As of 2023, the fund has given out $1.6 billion in grants to more than 100 projects. It has allocated $1 billion each towards nature conservation, restoration and food system transformation, according to Steer, who was previously head of the World Resources Institute.

Older white man with grey hair and glasses wearing black suit.

Andrew Steer, CEO of the Bezos Earth Fund. Ramin Talale/Corbis via Getty Images.

In order to invest its money strategically, the Bezos Earth Fund uses the System Change Lab, which tracks climate progress through data and analysis to identify which initiatives will be most successful, Steer told Zero.

The fund operates like a venture capitalist, said Steer, meaning it takes high-risk actions with the potential for high-impact. “That means that we can go into things knowing that they may fail, if we believe that the potential return is large enough.”

What about Amazon’s carbon emissions? 

Bezos is also the founder and chair of Amazon, which in 2019 pledged to meet net-zero carbon emissions by 2040, ten years ahead of the goal set by the Paris Agreement. However, the company’s emissions have actually grown in the past few years, according to Amazon’s most recent sustainability report. It released 71.54 million metric tons of carbon dioxide in 2021, an 18 percent increase from 2020 and up 40 percent from 2019.

The company has also had an outsized impact on port pollution and congestion, with imports from Amazon, Target, Walmart and Ikea responsible for 20 million metric tons of carbon dioxide emissions from marine shipping between 2018 and 2020, according to a study by environmental groups and Pacific Environment.

And in 2022, a New Climate Institute report identified Amazon as among 25 companies not doing enough to meet their emission pledges. Meanwhile, Amazon Employees for Climate Justice, a group of workers advocating on climate issues, have long pushed the company to commit more money towards climate change responses.
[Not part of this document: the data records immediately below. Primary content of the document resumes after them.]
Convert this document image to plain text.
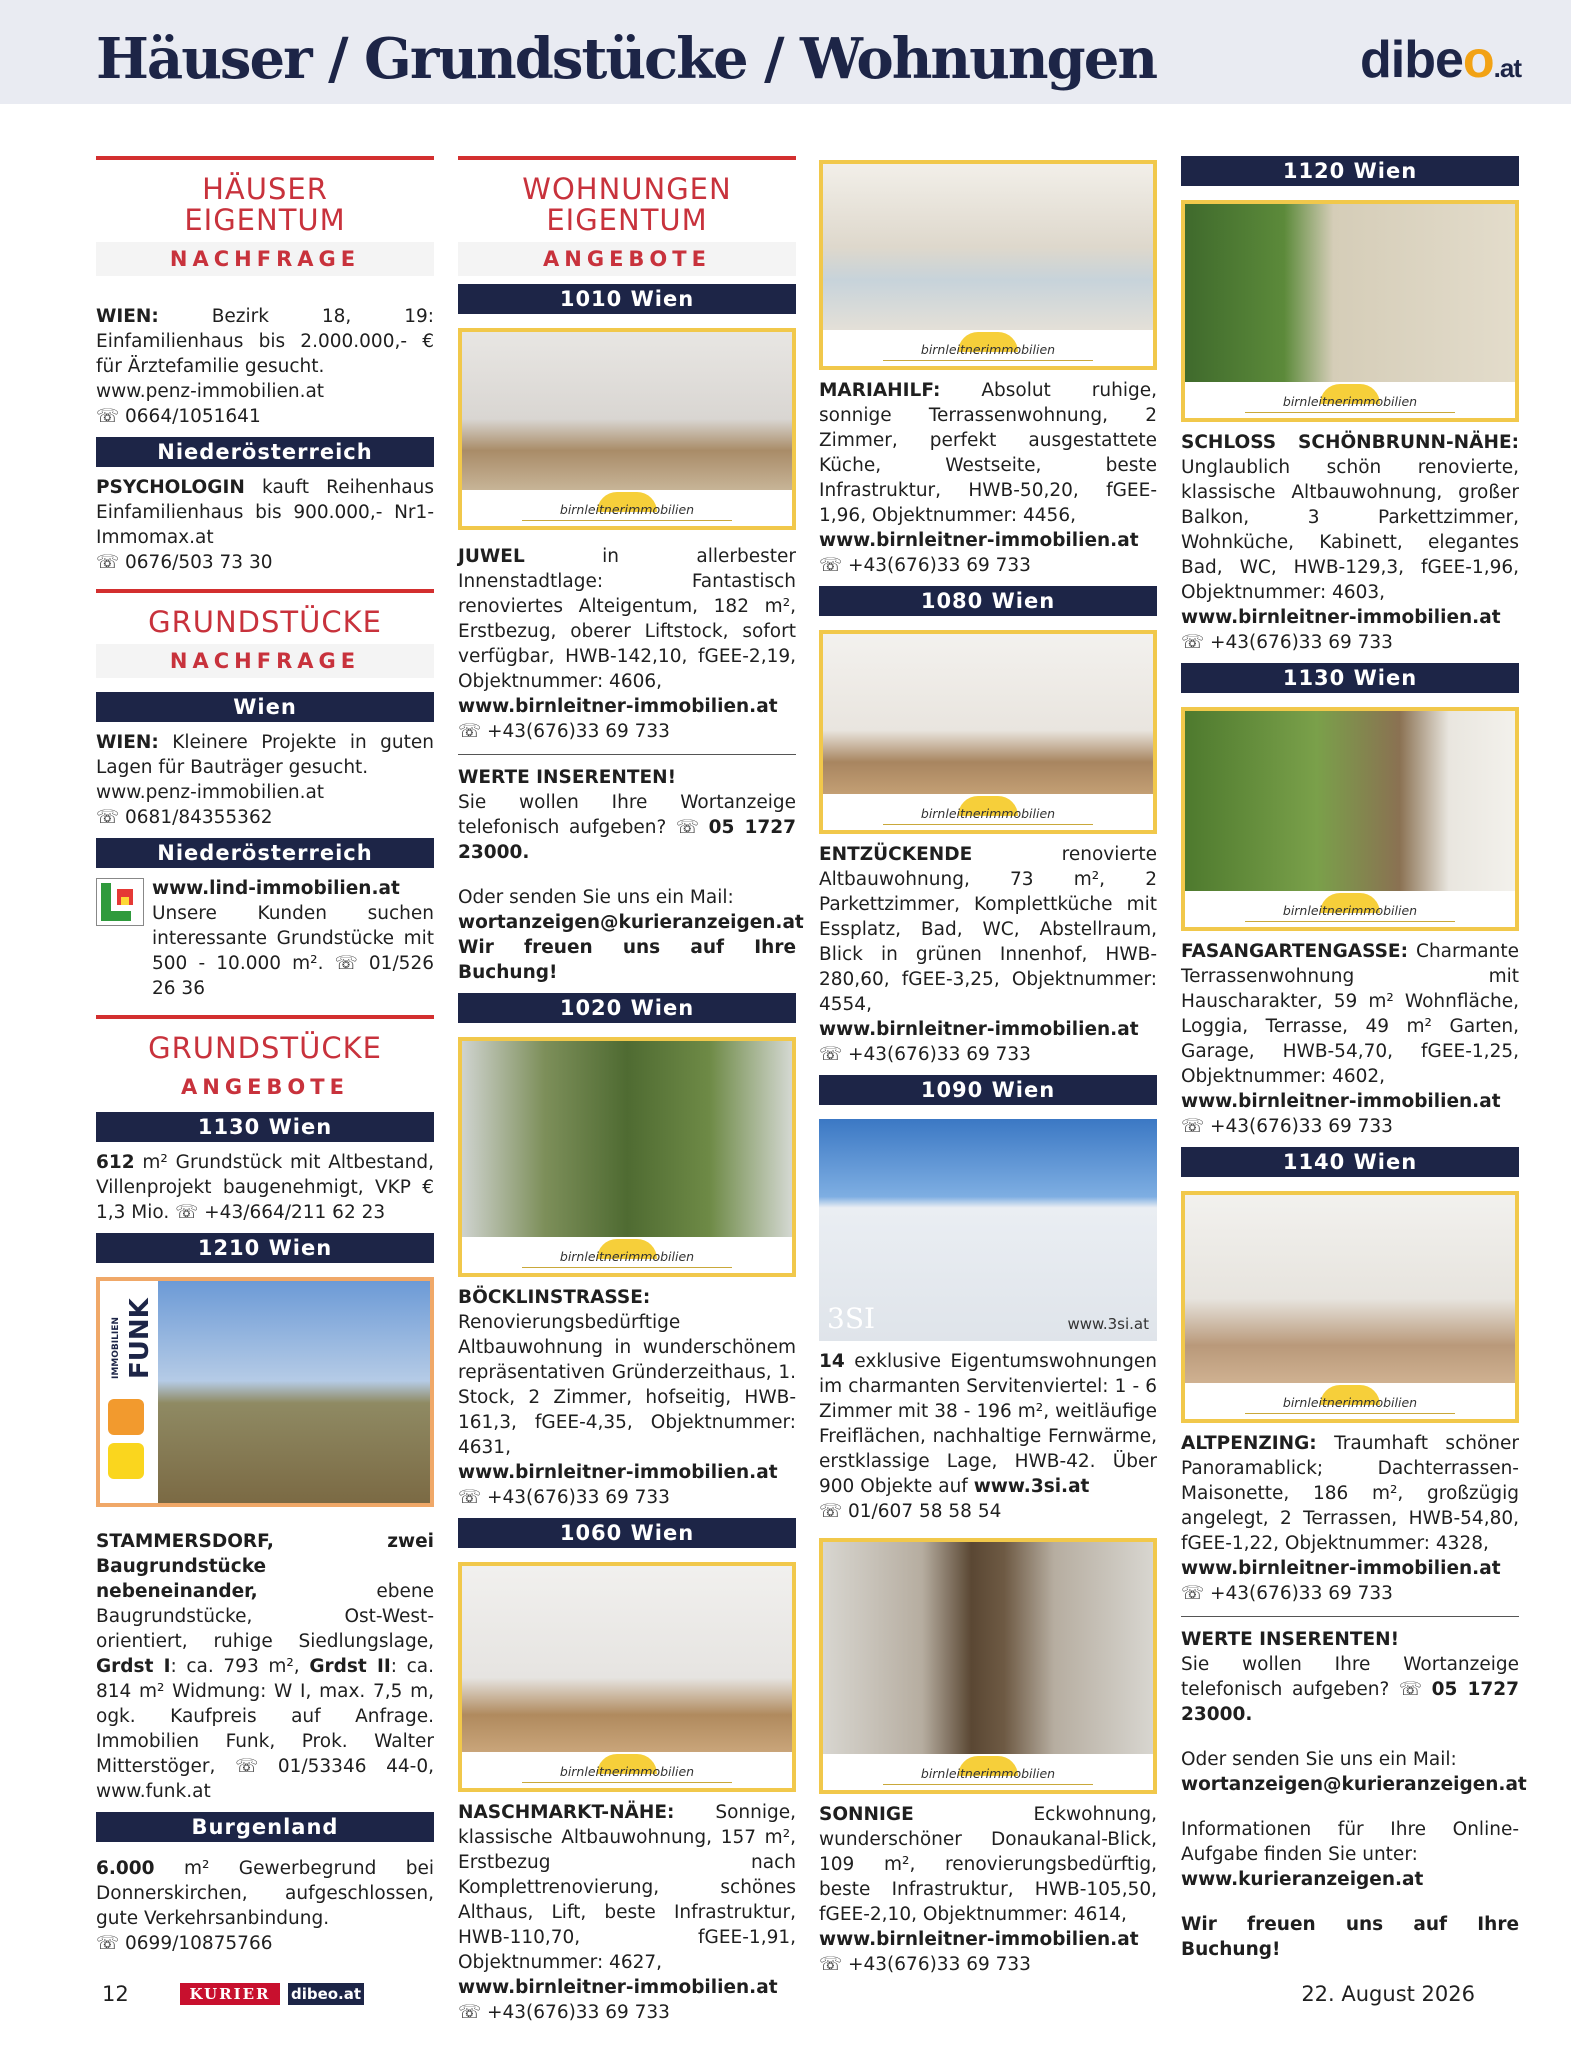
Häuser / Grundstücke / Wohnungen	dibeo.at
HÄUSER
EIGENTUM
NACHFRAGE
WIEN: Bezirk 18, 19: Einfamilienhaus bis 2.000.000,- € für Ärztefamilie gesucht.
www.penz-immobilien.at
☏ 0664/1051641
Niederösterreich
PSYCHOLOGIN kauft Reihenhaus Einfamilienhaus bis 900.000,- Nr1-Immomax.at
☏ 0676/503 73 30
GRUNDSTÜCKE
NACHFRAGE
Wien
WIEN: Kleinere Projekte in guten Lagen für Bauträger gesucht.
www.penz-immobilien.at
☏ 0681/84355362
Niederösterreich
www.lind-immobilien.at
Unsere Kunden suchen interessante Grundstücke mit 500 - 10.000 m². ☏ 01/526 26 36
GRUNDSTÜCKE
ANGEBOTE
1130 Wien
612 m² Grundstück mit Altbestand, Villenprojekt baugenehmigt, VKP € 1,3 Mio. ☏ +43/664/211 62 23
1210 Wien
IMMOBILIEN FUNK
STAMMERSDORF, zwei Baugrundstücke nebeneinander, ebene Baugrundstücke, Ost-West-orientiert, ruhige Siedlungslage, Grdst I: ca. 793 m², Grdst II: ca. 814 m² Widmung: W I, max. 7,5 m, ogk. Kaufpreis auf Anfrage. Immobilien Funk, Prok. Walter Mitterstöger, ☏ 01/53346 44-0, www.funk.at
Burgenland
6.000 m² Gewerbegrund bei Donnerskirchen, aufgeschlossen, gute Verkehrsanbindung.
☏ 0699/10875766
WOHNUNGEN
EIGENTUM
ANGEBOTE
1010 Wien
birnleitnerimmobilien
JUWEL in allerbester Innenstadtlage: Fantastisch renoviertes Alteigentum, 182 m², Erstbezug, oberer Liftstock, sofort verfügbar, HWB-142,10, fGEE-2,19, Objektnummer: 4606,
www.birnleitner-immobilien.at
☏ +43(676)33 69 733
WERTE INSERENTEN!
Sie wollen Ihre Wortanzeige telefonisch aufgeben? ☏ 05 1727 23000.
Oder senden Sie uns ein Mail:
wortanzeigen@kurieranzeigen.at
Wir freuen uns auf Ihre Buchung!
1020 Wien
birnleitnerimmobilien
BÖCKLINSTRASSE: Renovierungsbedürftige Altbauwohnung in wunderschönem repräsentativen Gründerzeithaus, 1. Stock, 2 Zimmer, hofseitig, HWB-161,3, fGEE-4,35, Objektnummer: 4631,
www.birnleitner-immobilien.at
☏ +43(676)33 69 733
1060 Wien
birnleitnerimmobilien
NASCHMARKT-NÄHE: Sonnige, klassische Altbauwohnung, 157 m², Erstbezug nach Komplettrenovierung, schönes Althaus, Lift, beste Infrastruktur, HWB-110,70, fGEE-1,91, Objektnummer: 4627,
www.birnleitner-immobilien.at
☏ +43(676)33 69 733
birnleitnerimmobilien
MARIAHILF: Absolut ruhige, sonnige Terrassenwohnung, 2 Zimmer, perfekt ausgestattete Küche, Westseite, beste Infrastruktur, HWB-50,20, fGEE-1,96, Objektnummer: 4456,
www.birnleitner-immobilien.at
☏ +43(676)33 69 733
1080 Wien
birnleitnerimmobilien
ENTZÜCKENDE renovierte Altbauwohnung, 73 m², 2 Parkettzimmer, Komplettküche mit Essplatz, Bad, WC, Abstellraum, Blick in grünen Innenhof, HWB-280,60, fGEE-3,25, Objektnummer: 4554,
www.birnleitner-immobilien.at
☏ +43(676)33 69 733
1090 Wien
3SI	www.3si.at
14 exklusive Eigentumswohnungen im charmanten Servitenviertel: 1 - 6 Zimmer mit 38 - 196 m², weitläufige Freiflächen, nachhaltige Fernwärme, erstklassige Lage, HWB-42. Über 900 Objekte auf www.3si.at
☏ 01/607 58 58 54
birnleitnerimmobilien
SONNIGE Eckwohnung, wunderschöner Donaukanal-Blick, 109 m², renovierungsbedürftig, beste Infrastruktur, HWB-105,50, fGEE-2,10, Objektnummer: 4614,
www.birnleitner-immobilien.at
☏ +43(676)33 69 733
1120 Wien
birnleitnerimmobilien
SCHLOSS SCHÖNBRUNN-NÄHE: Unglaublich schön renovierte, klassische Altbauwohnung, großer Balkon, 3 Parkettzimmer, Wohnküche, Kabinett, elegantes Bad, WC, HWB-129,3, fGEE-1,96, Objektnummer: 4603,
www.birnleitner-immobilien.at
☏ +43(676)33 69 733
1130 Wien
birnleitnerimmobilien
FASANGARTENGASSE: Charmante Terrassenwohnung mit Hauscharakter, 59 m² Wohnfläche, Loggia, Terrasse, 49 m² Garten, Garage, HWB-54,70, fGEE-1,25, Objektnummer: 4602,
www.birnleitner-immobilien.at
☏ +43(676)33 69 733
1140 Wien
birnleitnerimmobilien
ALTPENZING: Traumhaft schöner Panoramablick; Dachterrassen-Maisonette, 186 m², großzügig angelegt, 2 Terrassen, HWB-54,80, fGEE-1,22, Objektnummer: 4328,
www.birnleitner-immobilien.at
☏ +43(676)33 69 733
WERTE INSERENTEN!
Sie wollen Ihre Wortanzeige telefonisch aufgeben? ☏ 05 1727 23000.
Oder senden Sie uns ein Mail:
wortanzeigen@kurieranzeigen.at
Informationen für Ihre Online-Aufgabe finden Sie unter:
www.kurieranzeigen.at
Wir freuen uns auf Ihre Buchung!
12	KURIER	dibeo.at	22. August 2026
“This is a journey, and there will be times when emissions go up, either because your sales go up or for some other reason,” Steer told Zero regarding Amazon’s recent emissions. “The point is to keep your eye on the prize to 2025, 2030, 2040 and so on.”

Are billionaires the future of philanthropy?

The Bezos Earth Fund head also noted the recent transition towards billionaires taking on climate philanthropy. “One of the great things about some modern philanthropies is that they’re based upon wealth that came because of great ambition and brilliance on the part of their leaders,” said Steer. “For too long, environmentalism has been very well-intentioned and often excellent, but hasn’t necessarily benefited from the kind of leadership that some modern philanthropies can be helpful in providing.”

Billionaire Michael Bloomberg has reportedly invested more than $1.5 billion towards climate and environmental issues, while Bill Gates has invested at least $2 billion in climate technologies.

“I’ve been impressed by how philanthropists are able to work together,” said Steer, when asked if billionaires might attempt to one-up each other with climate pledges. “That’s not to say that, from time to time, there would not be some competition.”

Can Jeff Bezos’ Earth Fund Offset Amazon’s Environmental Impact?